I enjoy teaching immensely. I love my students and care a great deal about them. I worry about many of them. I want them to have the best education in all regards, but I know that is too often not what they’re getting. When supplies run out in the Spring; or when assistants who do so much to help the students have to be let go; or when classrooms designed for twenty to twenty-five students at most become crammed with thirty or more; or when parents refuse to help their child/children with homework, feed them adequately, provide them with decent clothing, supplies, or any sort of stable home life; or when a child is being, or has been, abused; or when the standards have been changed, dumbing down the content and leaving so much out; or when good teachers decide to give up under all the pressure; or when a student gives up on himself/herself, which breaks my heart to see happen, I know the students aren’t getting what they need under any of those very common circumstances. Every day, in so many ways, is a reminder of how lucky I was growing up. I would never proclaim to be the smartest person in the world, or to have always had the best. When I was very young, I actually struggled a great deal in school and often had limited resources. As I got older, I caught up though, despite any limitations. I thank my parents and many of my teachers for doing so much to help me catch up. They worked with me and inspired me to be something better.
Those who can, do. Those who can’t… certainly do not teach, and have no place in education.
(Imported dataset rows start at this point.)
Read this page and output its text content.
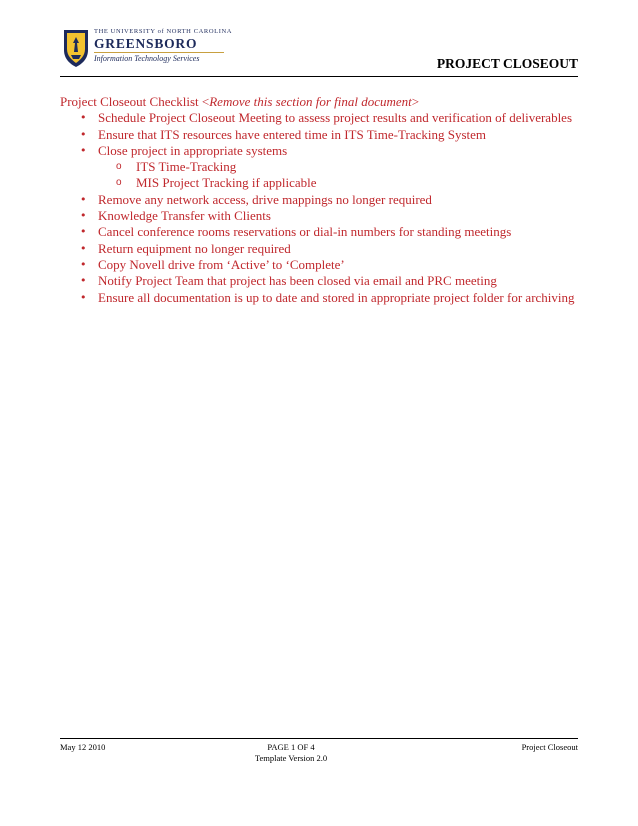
THE UNIVERSITY of NORTH CAROLINA
GREENSBORO
Information Technology Services	PROJECT CLOSEOUT
Project Closeout Checklist <Remove this section for final document>
• Schedule Project Closeout Meeting to assess project results and verification of deliverables
• Ensure that ITS resources have entered time in ITS Time-Tracking System
• Close project in appropriate systems
o ITS Time-Tracking
o MIS Project Tracking if applicable
• Remove any network access, drive mappings no longer required
• Knowledge Transfer with Clients
• Cancel conference rooms reservations or dial-in numbers for standing meetings
• Return equipment no longer required
• Copy Novell drive from ‘Active’ to ‘Complete’
• Notify Project Team that project has been closed via email and PRC meeting
• Ensure all documentation is up to date and stored in appropriate project folder for archiving
May 12 2010	PAGE 1 OF 4
Template Version 2.0
Project Closeout
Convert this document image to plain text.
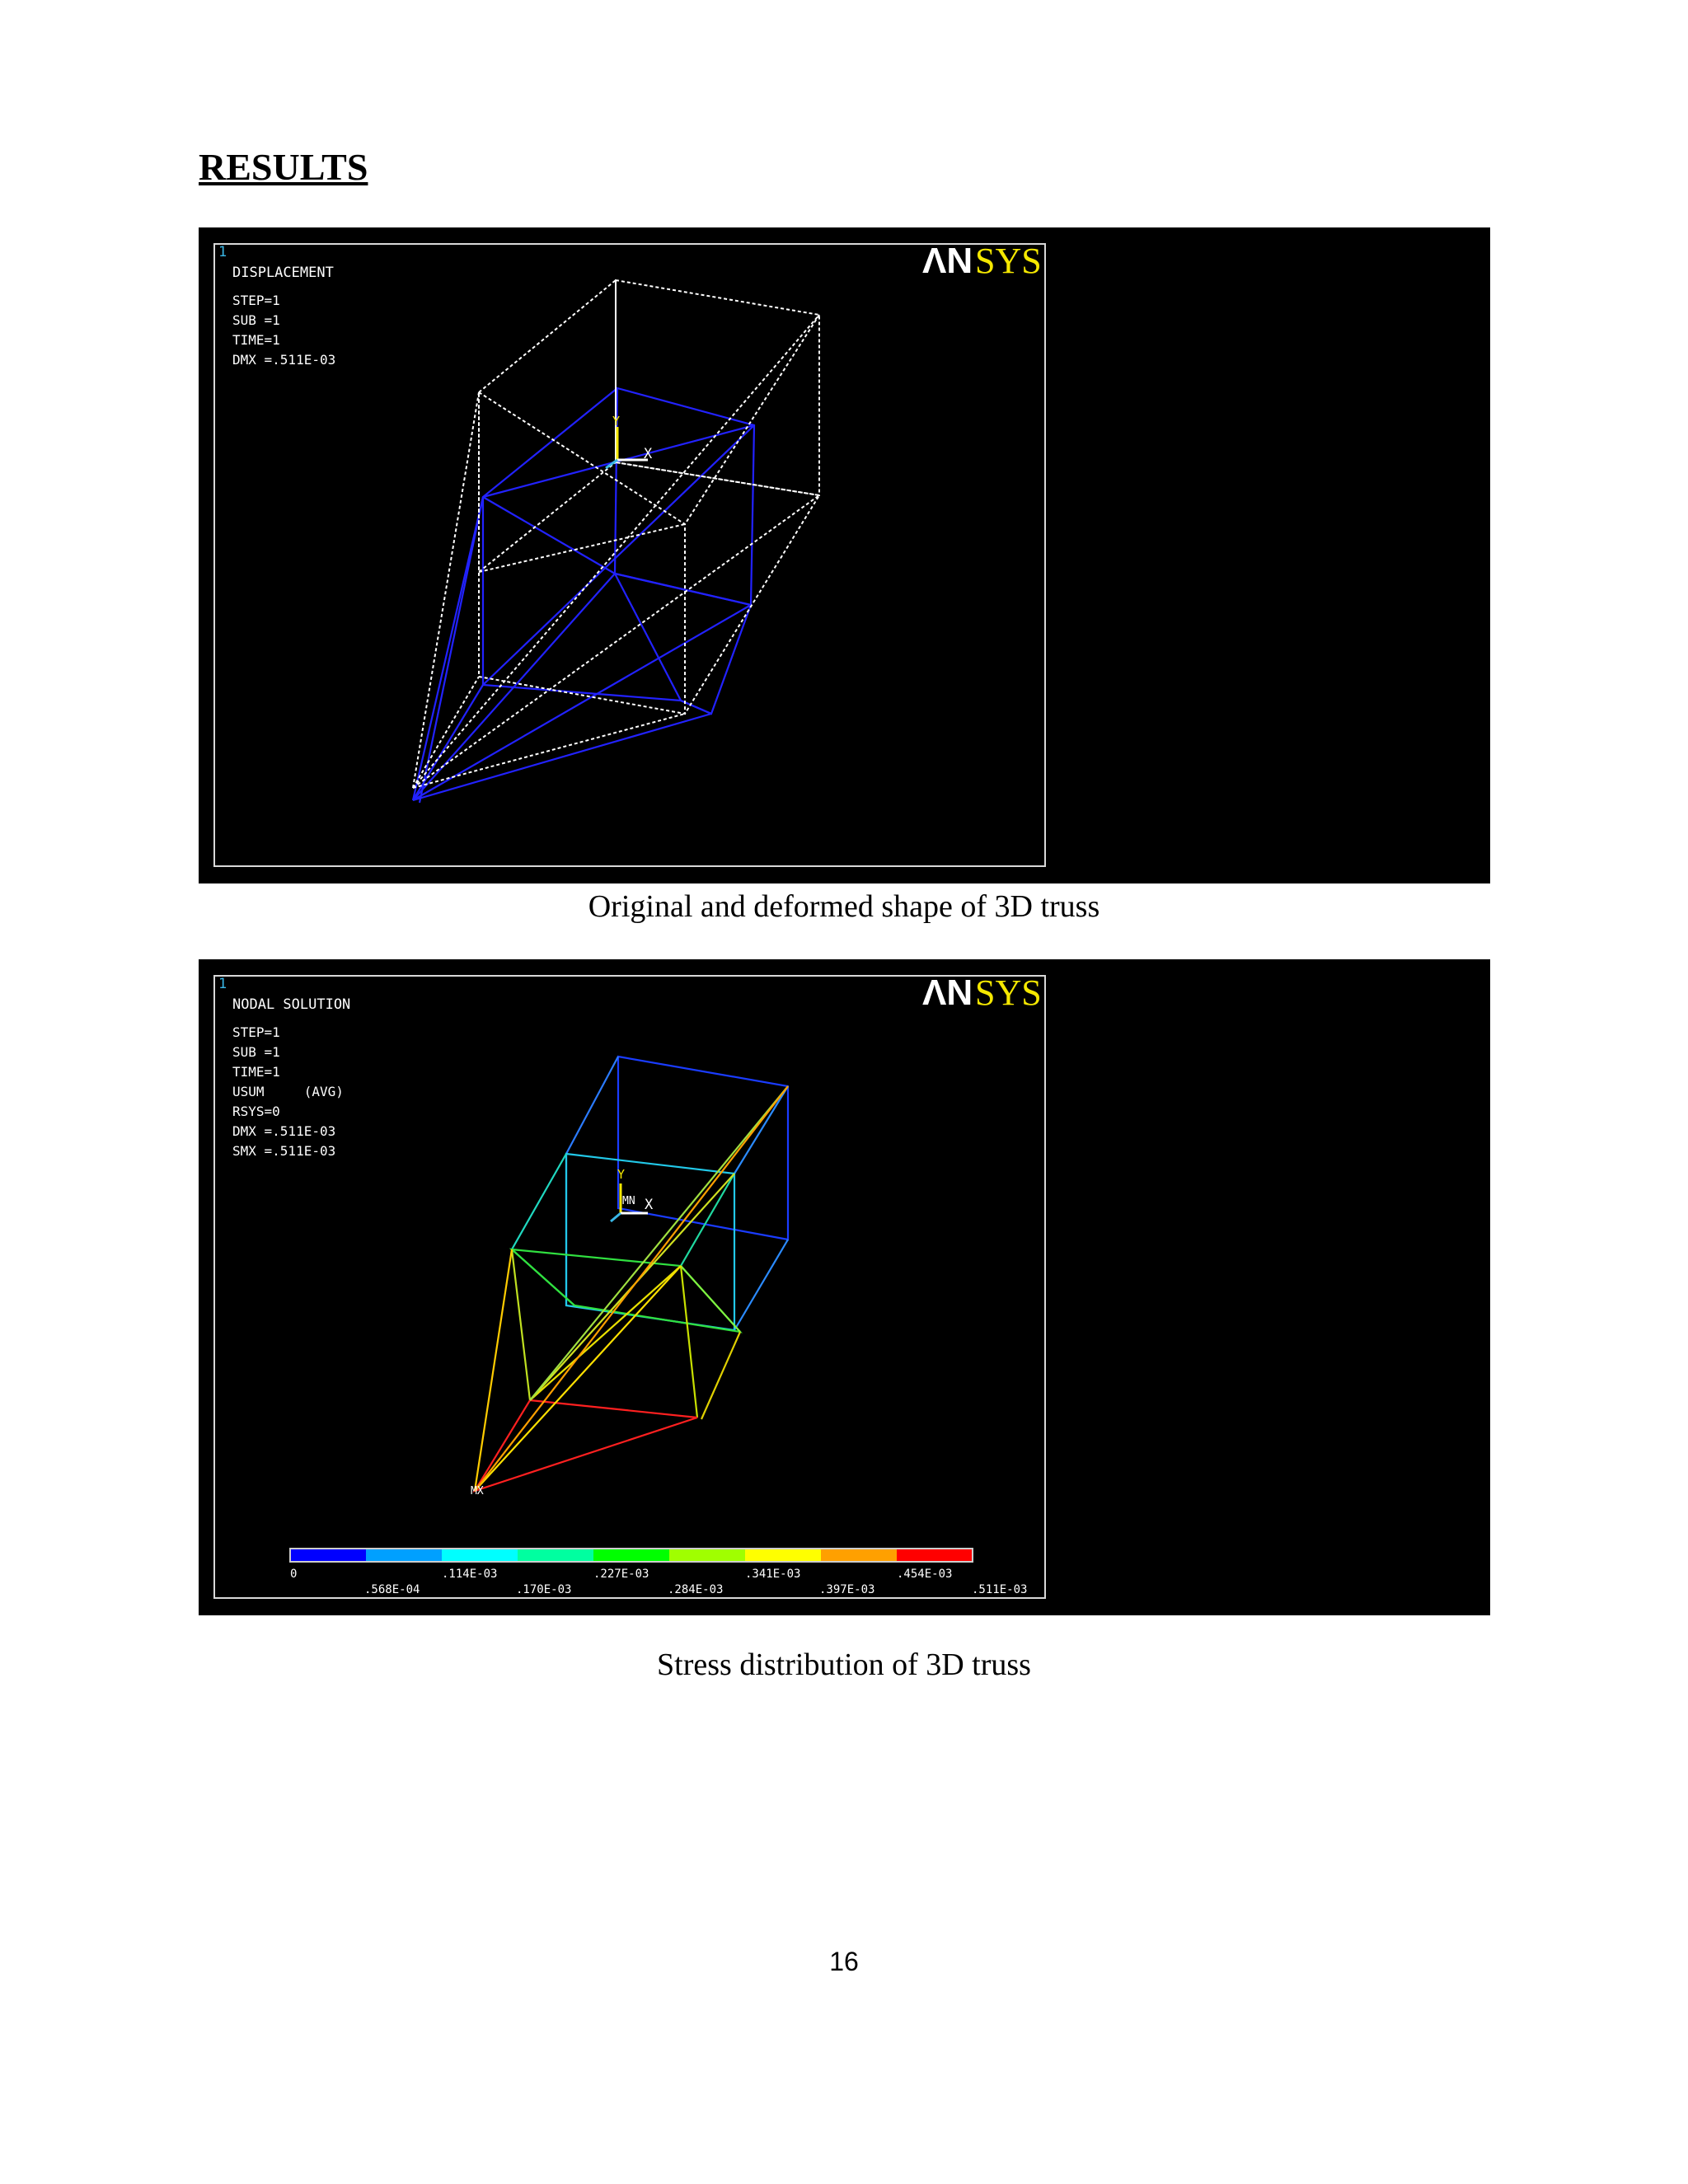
RESULTS
1
DISPLACEMENT
STEP=1
SUB =1
TIME=1
DMX =.511E-03
ΛN SYS
Y
X
Original and deformed shape of 3D truss
1
NODAL SOLUTION
STEP=1
SUB =1
TIME=1
USUM     (AVG)
RSYS=0
DMX =.511E-03
SMX =.511E-03
ΛN SYS
Y
X
MN
MX
0	.114E-03	.227E-03	.341E-03	.454E-03
.568E-04	.170E-03	.284E-03	.397E-03	.511E-03
Stress distribution of 3D truss
16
To teach, you must do so very much. You must know the content, know how to use multiple teaching strategies, manage classroom behavior, plan your lessons, communicate well with your students, parents, and coworkers, give of your own time and money on many occasions, be responsible at all times, and challenge your students to go above and beyond. You are often not just a teacher, but a parent as well. You are a role model and an example for which your students can look up to. But above all the things you do, you must first and foremost always care. Most all teachers I know do care—that’s why they became teachers in the first place. I just wish so many more people would recognize this.